Metal halide perovskites have emerged as next-generation semiconductors for light emission, owing to their bright luminescence, excellent charge-transport properties, ease of processing and tunable bandgap. In less than a decade, the external quantum efficiency of perovskite light-emitting diodes (PeLEDs) has increased rapidly to over 25%, which is comparable with that of organic LEDs. The behaviour of PeLEDs is determined by the device processes including charge injection and transport, recombination and light extraction. Understanding the physics governing these processes is significant for controlling the performance of PeLEDs.
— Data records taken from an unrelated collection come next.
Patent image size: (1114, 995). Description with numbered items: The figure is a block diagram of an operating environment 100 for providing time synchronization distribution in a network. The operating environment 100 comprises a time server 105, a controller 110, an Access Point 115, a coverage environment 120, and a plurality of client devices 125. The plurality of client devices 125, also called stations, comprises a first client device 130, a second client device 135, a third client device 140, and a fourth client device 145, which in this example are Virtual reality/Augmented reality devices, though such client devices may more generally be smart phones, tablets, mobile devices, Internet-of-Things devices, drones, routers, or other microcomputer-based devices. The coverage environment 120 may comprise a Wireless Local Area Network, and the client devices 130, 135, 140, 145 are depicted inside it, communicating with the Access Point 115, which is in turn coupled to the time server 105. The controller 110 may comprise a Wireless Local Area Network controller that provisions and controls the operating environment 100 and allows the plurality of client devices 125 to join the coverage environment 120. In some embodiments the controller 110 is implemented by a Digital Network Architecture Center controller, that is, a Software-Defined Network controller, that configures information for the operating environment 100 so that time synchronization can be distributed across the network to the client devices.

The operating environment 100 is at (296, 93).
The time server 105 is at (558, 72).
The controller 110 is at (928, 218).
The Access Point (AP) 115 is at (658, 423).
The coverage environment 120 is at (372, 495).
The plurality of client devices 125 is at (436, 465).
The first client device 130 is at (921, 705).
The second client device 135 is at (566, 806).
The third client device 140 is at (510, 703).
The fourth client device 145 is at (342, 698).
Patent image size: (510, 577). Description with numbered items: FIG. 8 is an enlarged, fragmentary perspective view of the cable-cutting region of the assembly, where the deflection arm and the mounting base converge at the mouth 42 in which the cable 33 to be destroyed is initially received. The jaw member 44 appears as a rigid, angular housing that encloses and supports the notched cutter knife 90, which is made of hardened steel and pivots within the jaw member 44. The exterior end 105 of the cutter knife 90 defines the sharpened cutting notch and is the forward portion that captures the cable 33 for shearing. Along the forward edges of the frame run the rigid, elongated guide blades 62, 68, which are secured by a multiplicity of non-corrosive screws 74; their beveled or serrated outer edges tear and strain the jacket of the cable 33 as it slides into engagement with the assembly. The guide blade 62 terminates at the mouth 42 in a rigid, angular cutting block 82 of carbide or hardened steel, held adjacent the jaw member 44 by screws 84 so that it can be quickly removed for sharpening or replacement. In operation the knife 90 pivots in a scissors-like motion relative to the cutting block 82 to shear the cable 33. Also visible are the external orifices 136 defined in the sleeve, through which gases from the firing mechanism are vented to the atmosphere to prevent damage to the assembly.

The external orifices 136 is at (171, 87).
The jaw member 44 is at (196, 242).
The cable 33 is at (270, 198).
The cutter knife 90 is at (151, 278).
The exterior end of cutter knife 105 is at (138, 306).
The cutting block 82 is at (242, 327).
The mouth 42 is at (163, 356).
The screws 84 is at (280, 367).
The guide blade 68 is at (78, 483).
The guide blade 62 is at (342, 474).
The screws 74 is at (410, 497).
This thesis focuses on the photonic and electronic device physics that controls the performance of PeLEDs. In the first study, we identify that non-radiative losses in bulk perovskites and interfaces reduce the performance of PeLEDs. To address this, we design a novel multifunctional molecular additive to control the optoelectronic, structural and morphological properties of perovskite films. This approach efficiently suppresses non-radiative loss pathways in bulk perovskite films and interfaces in the devices, thus achieving improved device performance. However, the efficiency of PeLEDs is severely limited by light extraction. We then discuss light extraction losses in different models by considering the photon recycling effect. Based on this understanding, we develop a strategy to improve light outcoupling in PeLEDs by enhancing the photon recycling in perovskites. In the last study, we identify that the unique device characteristics of PeLEDs necessitates a more profound understanding of their device physics. We then develop an archetypical device structure and employ drift-diffusion modelling to explore the working principles and unique device physics of PeLEDs.